Vice President and Senior Regional Officer
The Federal Reserve Bank of Cleveland
While the Great Recession was more severe than any downturn since the Great Depression of the 1930s, the recovery has been stronger and more sustained than is generally recognized.
That was the rosy message delivered by the Federal Reserve's Guhan Venkatu to a January 12th event at the Union Club, a joint effort between OVA and the Harvard Business School Club of Northeastern Ohio.
"We have fairly strong employment growth for this point in a business cycle. One way to think about the robustness of the current recovery is the string of monthly job gains over the course of the current cycle. It's actually the longest on record. We've seen 75 months of continuous job growth. That's quite a bit longer than any other recovery in recent decades," said Venkatu, who oversees the Pittsburgh branch of the Cleveland Fed.
"The scale of job losses in the Great Recession just dwarfs anything we saw in previous business cycles in the post-war period. It was very, very severe," he said. On the other hand, job gains since then have been stronger than in the previous recovery, though weaker than in the periods following the previous two recessions, in the 1980s and 1990s.
He took issue with the popular notion that too many of the new jobs created in recent years are low-paying. "We've actually seen fairly good job gains among higher-paying sectors," with about 60% of new jobs in those higher-paying sectors.
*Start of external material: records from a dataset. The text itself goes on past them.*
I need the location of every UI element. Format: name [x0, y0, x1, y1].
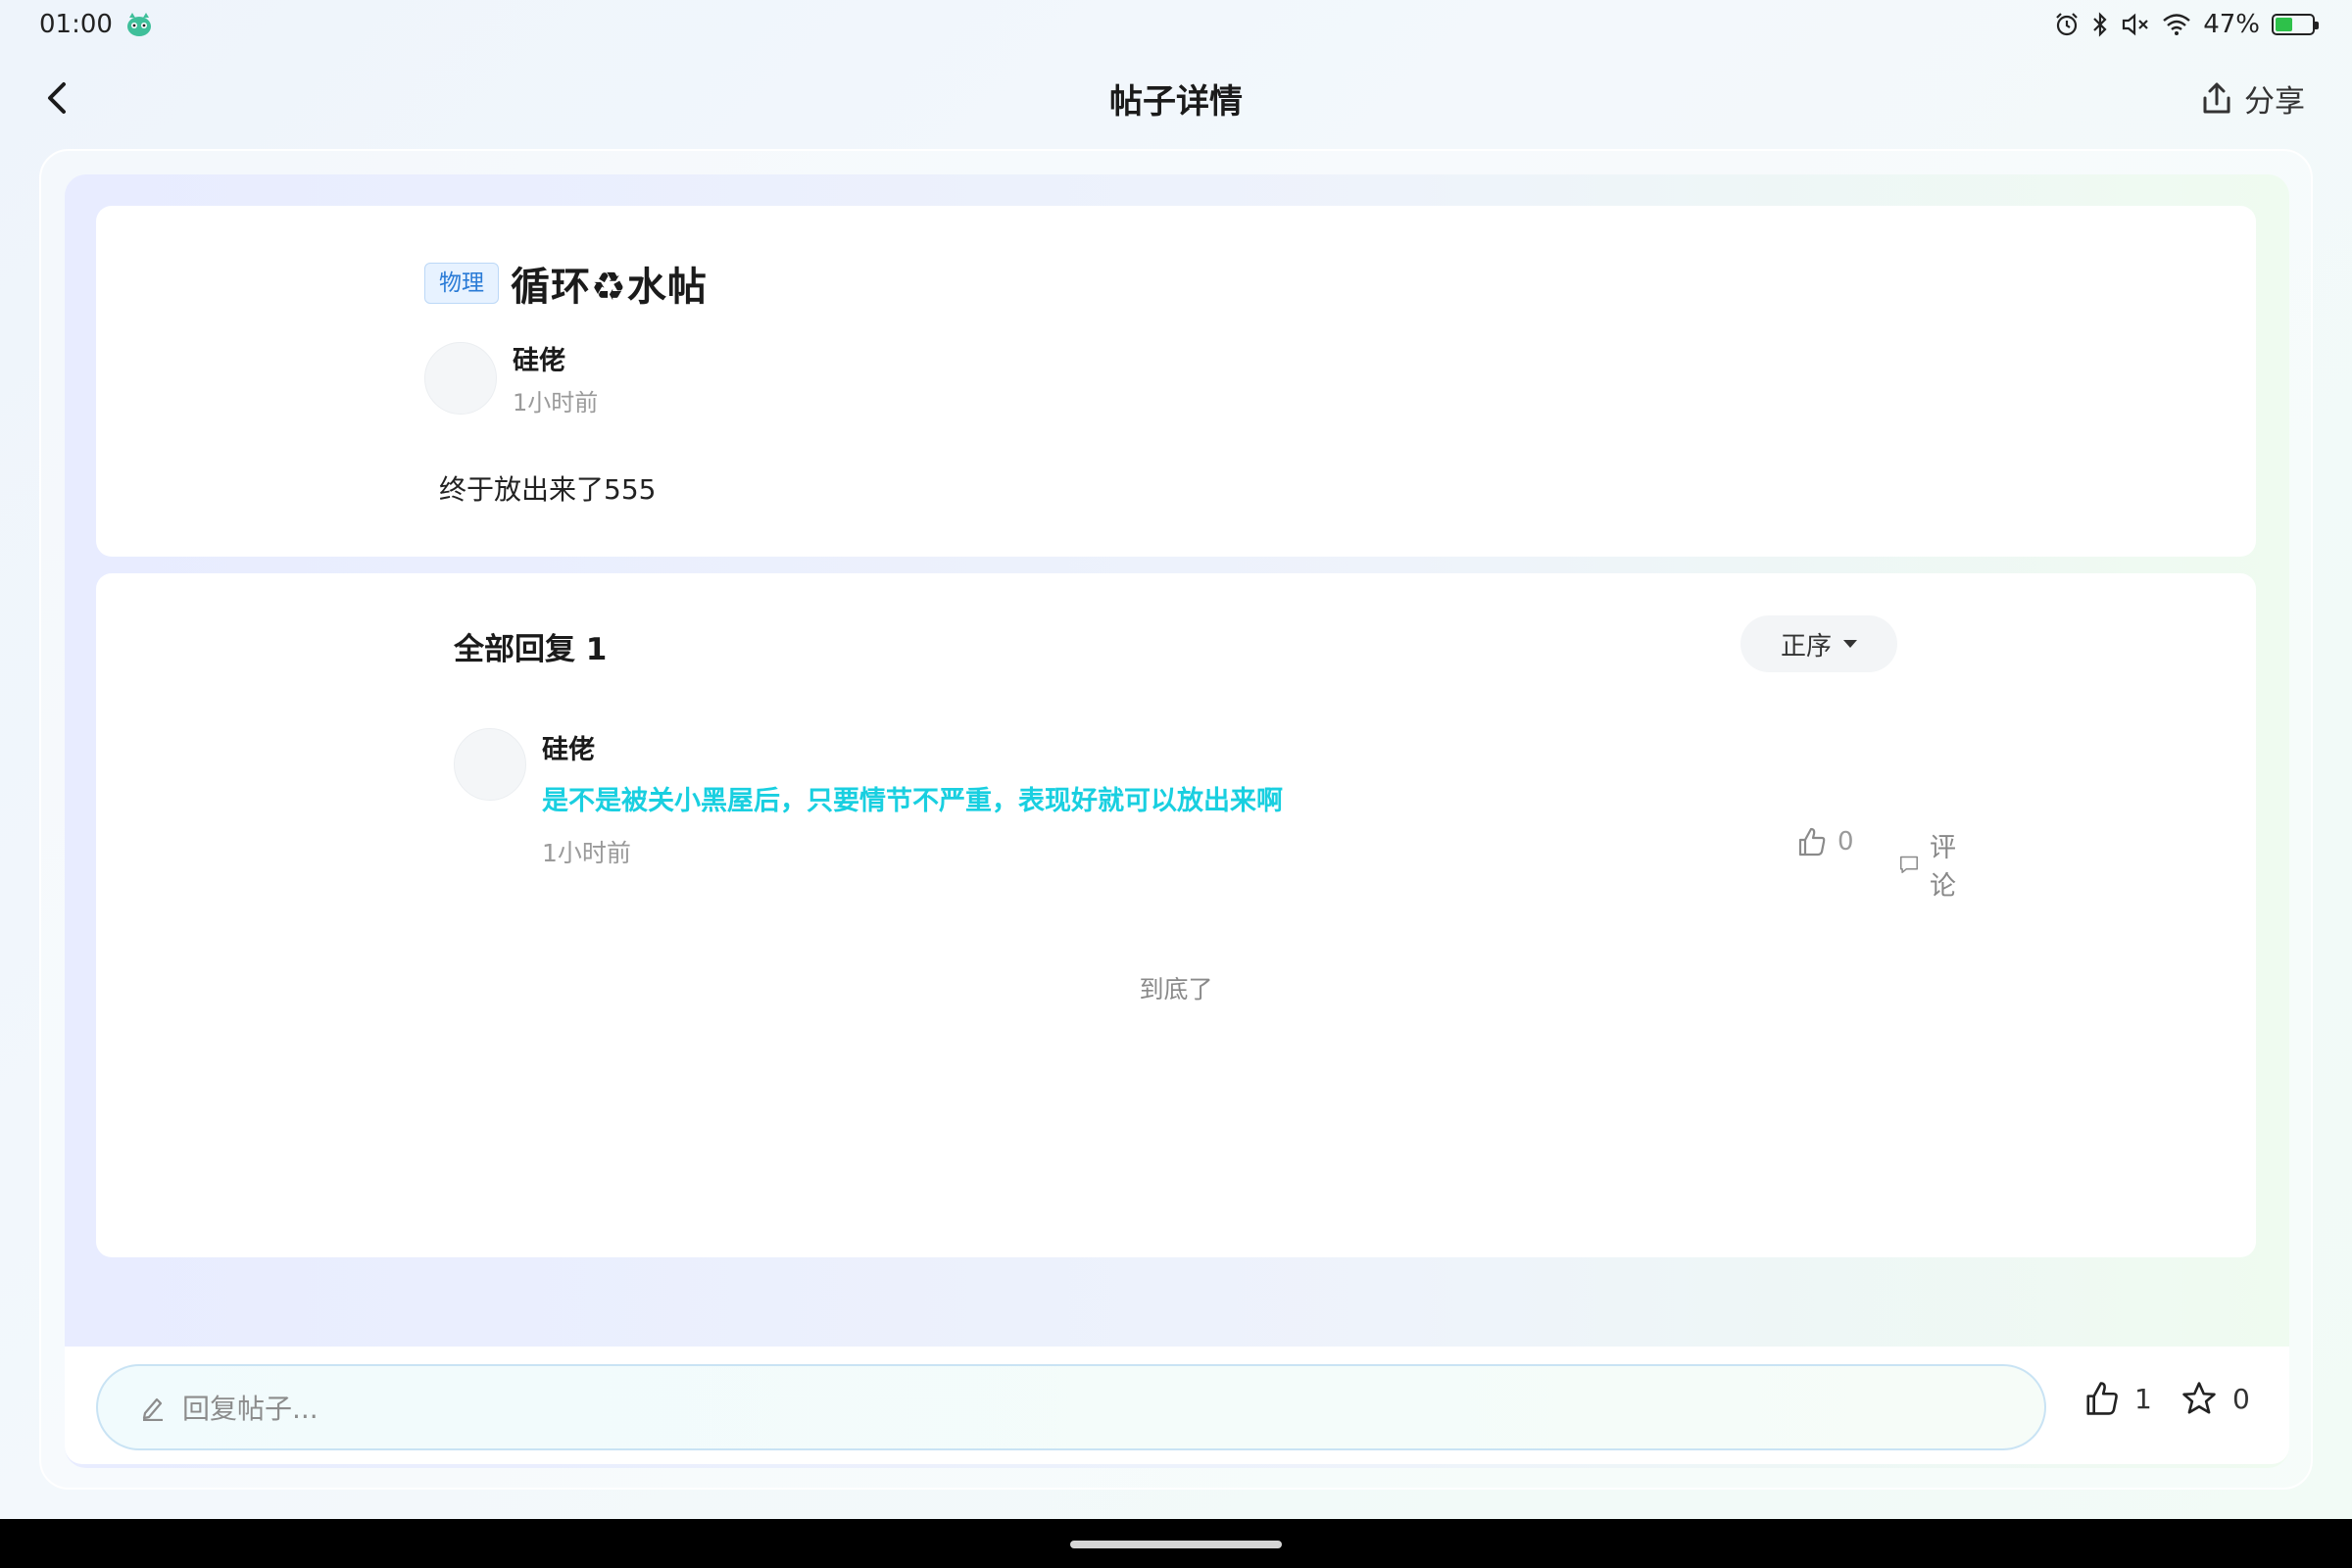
- comment-text: 是不是被关小黑屋后，只要情节不严重，表现好就可以放出来啊: [542, 786, 1283, 816]
- post-like-count: 1: [2134, 1382, 2152, 1415]
- share-icon: [2203, 82, 2230, 114]
- avatar[interactable]: [424, 342, 497, 415]
- share-label: 分享: [2244, 83, 2305, 120]
- mute-icon: [2123, 13, 2148, 36]
- comment-like-count: 0: [1838, 827, 1854, 857]
- battery-icon: [2272, 14, 2319, 35]
- avatar[interactable]: [454, 728, 526, 801]
- post-time: 1小时前: [513, 389, 599, 416]
- comment-time: 1小时前: [542, 839, 631, 867]
- favorite-count: 0: [2232, 1382, 2250, 1415]
- reply-placeholder: 回复帖子...: [182, 1393, 318, 1425]
- comment-item: 硅佬 是不是被关小黑屋后，只要情节不严重，表现好就可以放出来啊 1小时前 0 评…: [454, 728, 1956, 902]
- post-header: 物理 循环♻水帖: [424, 255, 708, 312]
- wifi-icon: [2163, 14, 2190, 35]
- replies-title: 全部回复 1: [454, 632, 608, 667]
- nav-bar: 帖子详情 分享: [0, 59, 2352, 137]
- post-title: 循环♻水帖: [511, 265, 708, 310]
- post-body: 终于放出来了555: [439, 473, 657, 506]
- page-title: 帖子详情: [1109, 81, 1243, 122]
- chevron-left-icon: [48, 82, 66, 114]
- comment-author[interactable]: 硅佬: [542, 728, 595, 766]
- caret-down-icon: [1843, 640, 1857, 648]
- system-navigation-bar: [0, 1519, 2352, 1568]
- thumbs-up-icon: [1798, 827, 1826, 857]
- end-of-list-text: 到底了: [1139, 975, 1213, 1004]
- replies-card: 全部回复 1 正序 硅佬 是不是被关小黑屋后，只要情节不严重，表现好就可以放出来…: [96, 573, 2256, 1257]
- favorite-button[interactable]: 0: [2180, 1380, 2250, 1417]
- post-author-row: 硅佬 1小时前: [424, 339, 598, 417]
- status-bar: 01:00 47%: [0, 0, 2352, 49]
- post-card: 物理 循环♻水帖 硅佬 1小时前 终于放出来了555: [96, 206, 2256, 557]
- battery-fill: [2276, 18, 2292, 31]
- status-right: 47%: [2054, 10, 2319, 39]
- bottom-action-bar: 回复帖子... 1 0: [65, 1347, 2289, 1464]
- mascot-icon: [126, 13, 151, 36]
- sort-label: 正序: [1780, 631, 1832, 662]
- comment-icon: [1899, 856, 1918, 873]
- author-name[interactable]: 硅佬: [513, 339, 598, 377]
- home-indicator[interactable]: [1070, 1541, 1282, 1548]
- comment-reply-label: 评论: [1929, 833, 1956, 902]
- status-left: 01:00: [39, 10, 154, 39]
- status-time: 01:00: [39, 10, 113, 39]
- bluetooth-icon: [2093, 12, 2107, 37]
- battery-percent: 47%: [2203, 10, 2260, 39]
- pencil-icon: [142, 1397, 163, 1421]
- reply-input[interactable]: 回复帖子...: [96, 1364, 2046, 1450]
- back-button[interactable]: [35, 76, 78, 120]
- thumbs-up-icon: [2086, 1382, 2118, 1415]
- post-like-button[interactable]: 1: [2083, 1380, 2152, 1417]
- alarm-icon: [2056, 13, 2078, 36]
- comment-like-button[interactable]: 0: [1796, 826, 1854, 858]
- subject-tag[interactable]: 物理: [424, 263, 499, 304]
- star-icon: [2182, 1382, 2216, 1414]
- author-info: 硅佬 1小时前: [513, 339, 598, 417]
- sort-button[interactable]: 正序: [1740, 615, 1897, 672]
- comment-reply-button[interactable]: 评论: [1898, 826, 1966, 903]
- share-button[interactable]: 分享: [2201, 76, 2305, 120]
The economy has almost reached full employment, he noted, with the number of new unemployment claims having fallen below 300,000 for 96 months, or the longest streak since 1970s. "This is another indication that the labor market is pretty strong. People at the bottom of the wage rates are starting to see wage gains that are sticking."
In addition, the voluntary separation rate, or what's known as the "quit rate," is as high as it's been in years. "It's an indication of the confidence that people have to get good jobs, that they're willing to leave their current job to seek better offers elsewhere," he noted.
At the same time, average hourly wage gains for fulltime employees have been stronger during this recovery than in the past, he said. "That's in part a function of the low inflation environment we've been facing."
But he went on to say that none of this positive news should be interpreted to minimize the continuing problems. The average current spell of unemployment is about half a year, which is historically quite high. "There are health consequences to this too," he said. Studies show that in the year following job displacement, the likelihood of an unemployed person's death doubles. Also, black unemployment is approximately double that for white Americans.